Blood Diamonds of Public Education

By Gay Adelmann, Dear JCPS Co-Founder

Just as “blood diamonds” are mined and then used against citizens in war-torn communities, high-stakes test data from students in poverty is “mined” and then used against citizens in struggling urban school districts. I realize this analogy may seem overly dramatic to some, so please allow me to demonstrate:

IF, we can agree that the following facts are true about Blood Diamonds:

  • Mined in a war zone
  • Used to finance war, invading army
  • Used to finance warlord’s activity
  • Negative consequences of trade
  • Victims are the miners whose labor is exploited
  • Victims are the citizens who live in the war zones
  • Distributors are the middle men, who perpetuate and facilitate the harmful activity, and
  • Buyers are unwitting consumers who purchase these diamonds, never the wiser to their history or harm

AND, we can agree that this statement is true:

A Blood diamond is a diamond mined in a war zone and sold to finance an insurgency, invading army’s war efforts, or a warlord’s activity. The term is used to highlight the negative consequences of the diamond trade in certain areas, or to label an individual diamond as having come from such an area. (From Wikipedia.)

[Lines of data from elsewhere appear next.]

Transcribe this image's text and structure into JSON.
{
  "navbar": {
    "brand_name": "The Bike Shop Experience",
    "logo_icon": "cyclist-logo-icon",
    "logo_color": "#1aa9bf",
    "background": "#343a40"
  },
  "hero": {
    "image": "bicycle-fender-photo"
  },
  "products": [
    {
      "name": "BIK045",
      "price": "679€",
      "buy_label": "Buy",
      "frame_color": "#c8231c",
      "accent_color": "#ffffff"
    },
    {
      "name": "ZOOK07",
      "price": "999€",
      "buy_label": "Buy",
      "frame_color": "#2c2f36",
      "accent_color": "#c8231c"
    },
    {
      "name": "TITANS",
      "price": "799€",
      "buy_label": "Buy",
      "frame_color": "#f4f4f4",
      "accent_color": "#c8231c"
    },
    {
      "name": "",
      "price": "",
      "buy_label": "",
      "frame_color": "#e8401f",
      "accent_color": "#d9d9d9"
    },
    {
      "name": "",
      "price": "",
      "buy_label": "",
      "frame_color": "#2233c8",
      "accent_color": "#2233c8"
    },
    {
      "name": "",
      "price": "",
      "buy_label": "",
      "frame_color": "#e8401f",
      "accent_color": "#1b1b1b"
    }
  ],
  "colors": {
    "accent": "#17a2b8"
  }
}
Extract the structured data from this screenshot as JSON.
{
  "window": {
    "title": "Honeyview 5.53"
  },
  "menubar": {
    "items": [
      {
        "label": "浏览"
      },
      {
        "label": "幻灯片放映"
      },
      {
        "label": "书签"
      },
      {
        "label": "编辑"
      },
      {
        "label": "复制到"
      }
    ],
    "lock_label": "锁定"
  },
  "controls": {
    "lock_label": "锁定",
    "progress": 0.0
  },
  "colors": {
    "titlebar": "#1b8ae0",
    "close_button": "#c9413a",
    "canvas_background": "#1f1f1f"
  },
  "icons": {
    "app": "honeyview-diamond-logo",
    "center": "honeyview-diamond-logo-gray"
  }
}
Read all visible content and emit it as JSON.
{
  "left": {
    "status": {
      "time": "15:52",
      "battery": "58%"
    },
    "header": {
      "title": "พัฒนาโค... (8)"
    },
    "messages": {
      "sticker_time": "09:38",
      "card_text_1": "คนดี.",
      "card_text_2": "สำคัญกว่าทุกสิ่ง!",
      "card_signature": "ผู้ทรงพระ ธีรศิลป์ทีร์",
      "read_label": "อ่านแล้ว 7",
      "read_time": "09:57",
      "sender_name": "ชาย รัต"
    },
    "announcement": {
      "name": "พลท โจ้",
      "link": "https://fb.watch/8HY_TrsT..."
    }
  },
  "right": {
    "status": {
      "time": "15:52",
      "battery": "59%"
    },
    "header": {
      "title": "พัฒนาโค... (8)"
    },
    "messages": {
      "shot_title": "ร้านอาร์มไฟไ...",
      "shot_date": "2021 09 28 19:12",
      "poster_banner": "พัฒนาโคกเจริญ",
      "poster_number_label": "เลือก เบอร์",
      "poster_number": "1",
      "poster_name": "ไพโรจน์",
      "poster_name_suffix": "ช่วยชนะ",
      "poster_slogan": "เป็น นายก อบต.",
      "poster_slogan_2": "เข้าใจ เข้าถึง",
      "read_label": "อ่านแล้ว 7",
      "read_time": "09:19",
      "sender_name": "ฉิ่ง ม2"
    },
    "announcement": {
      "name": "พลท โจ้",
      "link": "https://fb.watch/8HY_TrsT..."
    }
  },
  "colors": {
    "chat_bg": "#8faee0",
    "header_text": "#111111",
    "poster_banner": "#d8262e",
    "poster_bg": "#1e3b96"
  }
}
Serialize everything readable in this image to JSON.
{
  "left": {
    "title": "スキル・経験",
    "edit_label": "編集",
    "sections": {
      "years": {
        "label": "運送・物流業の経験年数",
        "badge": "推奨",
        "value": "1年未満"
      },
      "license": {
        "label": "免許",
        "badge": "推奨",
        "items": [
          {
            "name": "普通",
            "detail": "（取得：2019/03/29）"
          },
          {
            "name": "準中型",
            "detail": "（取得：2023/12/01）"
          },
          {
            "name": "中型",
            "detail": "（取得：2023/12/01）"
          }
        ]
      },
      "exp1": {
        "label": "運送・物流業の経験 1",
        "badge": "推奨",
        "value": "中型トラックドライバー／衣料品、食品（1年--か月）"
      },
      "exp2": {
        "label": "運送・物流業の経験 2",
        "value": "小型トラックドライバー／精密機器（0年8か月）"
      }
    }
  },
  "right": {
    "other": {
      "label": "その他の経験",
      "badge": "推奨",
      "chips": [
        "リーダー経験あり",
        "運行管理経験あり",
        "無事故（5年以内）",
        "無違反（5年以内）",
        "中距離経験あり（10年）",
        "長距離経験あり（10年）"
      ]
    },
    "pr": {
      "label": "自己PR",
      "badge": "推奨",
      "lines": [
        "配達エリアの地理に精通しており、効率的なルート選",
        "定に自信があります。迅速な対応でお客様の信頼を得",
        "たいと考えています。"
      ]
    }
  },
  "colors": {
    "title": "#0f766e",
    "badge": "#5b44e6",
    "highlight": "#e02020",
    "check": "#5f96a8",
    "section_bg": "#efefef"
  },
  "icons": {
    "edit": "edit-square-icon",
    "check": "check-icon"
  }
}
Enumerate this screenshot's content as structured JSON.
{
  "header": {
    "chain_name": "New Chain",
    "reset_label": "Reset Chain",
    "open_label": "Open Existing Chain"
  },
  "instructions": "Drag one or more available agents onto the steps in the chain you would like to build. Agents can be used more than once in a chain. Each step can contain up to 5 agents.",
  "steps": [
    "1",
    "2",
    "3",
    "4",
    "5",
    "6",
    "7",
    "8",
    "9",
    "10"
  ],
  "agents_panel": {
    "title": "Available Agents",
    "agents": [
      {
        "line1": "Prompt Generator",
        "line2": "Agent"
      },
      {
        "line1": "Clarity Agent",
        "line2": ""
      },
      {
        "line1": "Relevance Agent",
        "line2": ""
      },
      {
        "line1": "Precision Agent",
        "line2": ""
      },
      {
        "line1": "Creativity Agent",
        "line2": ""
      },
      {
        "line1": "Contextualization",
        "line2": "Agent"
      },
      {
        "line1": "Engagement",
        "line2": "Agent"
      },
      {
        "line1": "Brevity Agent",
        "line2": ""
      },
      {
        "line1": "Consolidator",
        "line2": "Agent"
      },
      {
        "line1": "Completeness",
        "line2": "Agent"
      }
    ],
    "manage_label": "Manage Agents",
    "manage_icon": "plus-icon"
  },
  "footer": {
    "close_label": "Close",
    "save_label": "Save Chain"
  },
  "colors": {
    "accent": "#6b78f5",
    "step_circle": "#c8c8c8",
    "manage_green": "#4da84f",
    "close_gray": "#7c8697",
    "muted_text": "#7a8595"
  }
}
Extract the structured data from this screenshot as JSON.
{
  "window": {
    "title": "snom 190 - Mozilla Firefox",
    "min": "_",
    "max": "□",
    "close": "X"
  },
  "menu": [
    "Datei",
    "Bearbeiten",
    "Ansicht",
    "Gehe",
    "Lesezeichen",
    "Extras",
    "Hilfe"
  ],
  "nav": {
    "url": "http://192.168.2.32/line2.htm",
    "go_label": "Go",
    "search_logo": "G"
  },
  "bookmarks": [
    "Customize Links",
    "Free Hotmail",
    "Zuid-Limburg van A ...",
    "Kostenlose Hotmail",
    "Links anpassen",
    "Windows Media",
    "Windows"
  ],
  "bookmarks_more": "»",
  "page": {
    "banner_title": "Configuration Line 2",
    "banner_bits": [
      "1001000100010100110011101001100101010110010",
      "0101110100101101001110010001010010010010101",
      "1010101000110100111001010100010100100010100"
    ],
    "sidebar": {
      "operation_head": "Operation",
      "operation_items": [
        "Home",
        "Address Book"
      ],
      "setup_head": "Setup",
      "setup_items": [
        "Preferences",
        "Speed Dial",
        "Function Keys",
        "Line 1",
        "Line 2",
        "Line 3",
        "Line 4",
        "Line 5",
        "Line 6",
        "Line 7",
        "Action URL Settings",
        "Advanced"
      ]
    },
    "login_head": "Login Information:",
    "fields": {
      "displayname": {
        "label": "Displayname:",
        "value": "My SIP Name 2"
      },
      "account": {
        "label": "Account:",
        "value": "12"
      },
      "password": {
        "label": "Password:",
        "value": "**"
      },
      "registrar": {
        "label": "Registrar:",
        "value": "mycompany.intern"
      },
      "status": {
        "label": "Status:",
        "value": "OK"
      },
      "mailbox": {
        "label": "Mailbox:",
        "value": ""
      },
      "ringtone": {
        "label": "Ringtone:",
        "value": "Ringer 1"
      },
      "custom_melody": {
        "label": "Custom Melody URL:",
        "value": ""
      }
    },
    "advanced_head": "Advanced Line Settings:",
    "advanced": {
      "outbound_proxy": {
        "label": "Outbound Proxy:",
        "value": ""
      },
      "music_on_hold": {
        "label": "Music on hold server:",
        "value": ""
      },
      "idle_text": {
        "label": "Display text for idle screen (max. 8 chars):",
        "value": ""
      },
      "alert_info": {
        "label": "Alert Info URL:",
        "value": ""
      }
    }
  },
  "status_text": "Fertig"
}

AND, we interchange the following terms, as they pertain to public education:

Diamonds = data that is “mined” in urban school districts

War zones = urban school districts

War = war on public education

Invading army = Education reformers, legislators

War lords = privatizers (such as Bill Gates), charter school proponents, billionaires

Negative consequences =

  • students, teachers and schools are labeled failures,
  • students from low-performing schools experience detrimental effects, such as high turnover, lack of supports, additional remediation and testing than mainstream students, at the expense of enrichment and interventions our most vulnerable students truly need,
  • schools serving high-poverty students are closed, communities divided, lives further disrupted, and
  • the achievement gap continues to widen

Victims =

  • students who are labeled and demoralized for their low scores,
  • students who sacrifice meaningful instruction for more testing and remediation,
  • students and members of communities whose schools are closed,
  • students who suffer from the frequent “shell games” of closing, moving, restructuring struggling schools with the plan-du-jour,
  • teachers who are punished and demoralized for not overcoming factors beyond their control,
  • students who experience high turnover of demoralized and devalued staff, and ultimatley,
  • students who become victims of the perpetuation of the pipeline to prison, gang violence and even death.

Distributors = Teachers and administrators who are forced (either unwittingly or unwillingly) to continue to participate in the test-and-punish scheme

Buyers = unwitting parents and legislators who place so much emphasis on the scores without knowing the harm they are doing to the schools that fail by buying into a false metric of success, at the detriment of those who cannot compete, further perpetuating the cycle

THEREFORE, IT CAN BE ARGUED THAT:

High Stakes Test Scores are the “blood diamonds” of public education.  High-stakes test scores are mined in urban school districts and used to justify the assault on public school systems, education reformers and legislators efforts for accountability, and takeovers by privatizers and charter school proponents. The term is used to highlight the negative consequences of education reform in certain areas, that is used to label students, teachers and schools as low-performing, often resulting in closed schools and increases in achievement gaps.

ALSO,

If you are lucky enough to live in a school district that is not impacted by the detrimental effects of high-stakes tests, please do not assume that your luck is experienced by all. Denouncing this argument, simply because it does not impact you or your community, marginalizes those who do.